Economic Planning in Market Economies: Scope, Instruments, Institutions
Abstract
The appropriate balance between 'plan' and 'market' has been debated ad nauseam in relation to the USSR, Eastern Europe and China, while for capitalism it is the only question still debated today when capitalist planning is discussed at all. Yet the answer to this question is relatively easy. The experience of Soviet-type economies shows that the most determined attempts at centralised control of the whole economy through direct command and detailed physical allocation lead to elemental spontaneous processes which can be no less anarchic than those of pure capitalism. Instead of establishing social control over accumulation, Soviet-type economic and political centralisation leads to an overaccumulation bias, which at first yields fast growth but then persists well past the exhaustion of labour reserves and causes falling utilisation of plant and excess demand for labour and intermediate inputs. Systemic commitment to price stability prevents excess demand for labour and goods being translated into higher (or high enough) prices; shortages and queues ensue, disrupting the supply system and aggravating the built-in microeconomic inefficiency of the centralised system; cycles appear, as retrenchment from over-accumulation is forced upon central powers by domestic and external constraints, or as popular dissatisfaction with economic performance is dealt with by alternate bouts of liberalisation or further centralisation.
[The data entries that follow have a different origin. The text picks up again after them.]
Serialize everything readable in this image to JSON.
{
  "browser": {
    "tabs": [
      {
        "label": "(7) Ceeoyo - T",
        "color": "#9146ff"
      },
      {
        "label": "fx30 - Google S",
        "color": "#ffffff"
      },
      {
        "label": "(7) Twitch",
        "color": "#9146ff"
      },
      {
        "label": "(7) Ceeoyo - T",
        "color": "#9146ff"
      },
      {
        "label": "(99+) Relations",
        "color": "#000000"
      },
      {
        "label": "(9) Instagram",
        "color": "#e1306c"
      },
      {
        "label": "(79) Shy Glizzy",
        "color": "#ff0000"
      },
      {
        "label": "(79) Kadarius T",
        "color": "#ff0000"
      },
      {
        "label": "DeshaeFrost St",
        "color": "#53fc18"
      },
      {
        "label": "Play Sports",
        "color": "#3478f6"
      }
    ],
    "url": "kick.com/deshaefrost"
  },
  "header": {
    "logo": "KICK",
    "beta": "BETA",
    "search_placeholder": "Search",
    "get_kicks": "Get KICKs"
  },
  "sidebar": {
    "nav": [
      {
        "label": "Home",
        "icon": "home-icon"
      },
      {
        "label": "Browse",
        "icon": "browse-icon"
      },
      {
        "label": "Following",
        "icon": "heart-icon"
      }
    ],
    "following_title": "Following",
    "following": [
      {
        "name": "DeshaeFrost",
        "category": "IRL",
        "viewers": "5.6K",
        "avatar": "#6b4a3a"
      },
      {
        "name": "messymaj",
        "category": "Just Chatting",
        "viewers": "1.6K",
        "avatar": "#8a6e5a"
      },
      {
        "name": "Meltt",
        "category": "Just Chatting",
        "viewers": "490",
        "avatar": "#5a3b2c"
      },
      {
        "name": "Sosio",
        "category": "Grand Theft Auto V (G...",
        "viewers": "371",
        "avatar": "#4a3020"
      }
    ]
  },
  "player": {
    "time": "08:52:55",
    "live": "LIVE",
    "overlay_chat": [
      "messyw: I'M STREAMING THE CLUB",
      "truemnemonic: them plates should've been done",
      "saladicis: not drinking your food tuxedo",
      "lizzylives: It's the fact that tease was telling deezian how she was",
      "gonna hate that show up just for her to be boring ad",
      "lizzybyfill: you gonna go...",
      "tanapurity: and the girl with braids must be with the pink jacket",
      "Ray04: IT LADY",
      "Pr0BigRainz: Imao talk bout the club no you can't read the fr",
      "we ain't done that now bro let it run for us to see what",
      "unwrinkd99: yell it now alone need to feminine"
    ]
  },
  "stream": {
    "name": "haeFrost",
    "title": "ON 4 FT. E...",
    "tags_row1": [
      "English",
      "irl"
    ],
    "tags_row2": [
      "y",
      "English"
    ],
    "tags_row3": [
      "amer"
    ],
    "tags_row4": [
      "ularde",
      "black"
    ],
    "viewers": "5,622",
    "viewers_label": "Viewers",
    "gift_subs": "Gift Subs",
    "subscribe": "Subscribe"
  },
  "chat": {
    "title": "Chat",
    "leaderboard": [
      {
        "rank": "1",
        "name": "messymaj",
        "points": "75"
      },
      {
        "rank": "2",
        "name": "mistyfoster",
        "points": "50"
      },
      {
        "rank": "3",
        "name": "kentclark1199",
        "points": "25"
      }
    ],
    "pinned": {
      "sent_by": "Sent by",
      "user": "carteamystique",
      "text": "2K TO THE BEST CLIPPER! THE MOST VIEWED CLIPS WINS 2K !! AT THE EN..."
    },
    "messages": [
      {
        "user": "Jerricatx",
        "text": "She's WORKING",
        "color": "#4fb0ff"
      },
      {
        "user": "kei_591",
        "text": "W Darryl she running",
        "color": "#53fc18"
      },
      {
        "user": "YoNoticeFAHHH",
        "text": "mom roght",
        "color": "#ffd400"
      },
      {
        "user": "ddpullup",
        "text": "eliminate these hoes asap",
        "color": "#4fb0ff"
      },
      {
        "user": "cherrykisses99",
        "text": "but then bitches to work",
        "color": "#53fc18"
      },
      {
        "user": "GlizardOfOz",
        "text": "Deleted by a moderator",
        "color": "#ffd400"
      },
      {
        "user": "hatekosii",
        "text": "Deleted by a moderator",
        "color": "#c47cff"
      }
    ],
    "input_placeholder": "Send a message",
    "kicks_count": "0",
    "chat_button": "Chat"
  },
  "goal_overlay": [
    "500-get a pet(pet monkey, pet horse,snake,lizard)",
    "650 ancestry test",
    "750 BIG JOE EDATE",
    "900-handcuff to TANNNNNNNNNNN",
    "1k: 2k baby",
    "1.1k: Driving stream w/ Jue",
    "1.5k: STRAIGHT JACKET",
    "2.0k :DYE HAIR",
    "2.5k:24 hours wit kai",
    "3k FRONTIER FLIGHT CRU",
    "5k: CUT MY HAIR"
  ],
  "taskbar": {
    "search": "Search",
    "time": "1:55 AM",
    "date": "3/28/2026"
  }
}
It is clear that economic planning should go no further than major macroeconomic variables while markets should be allowed to determine detailed output structure and relative prices by the actions of competing firms unencumbered by central controls, while taxes and subsidies can be used to convey to firms public choices about environmental protection, desirable patterns of income distribution and any other relevant factor neglected by markets.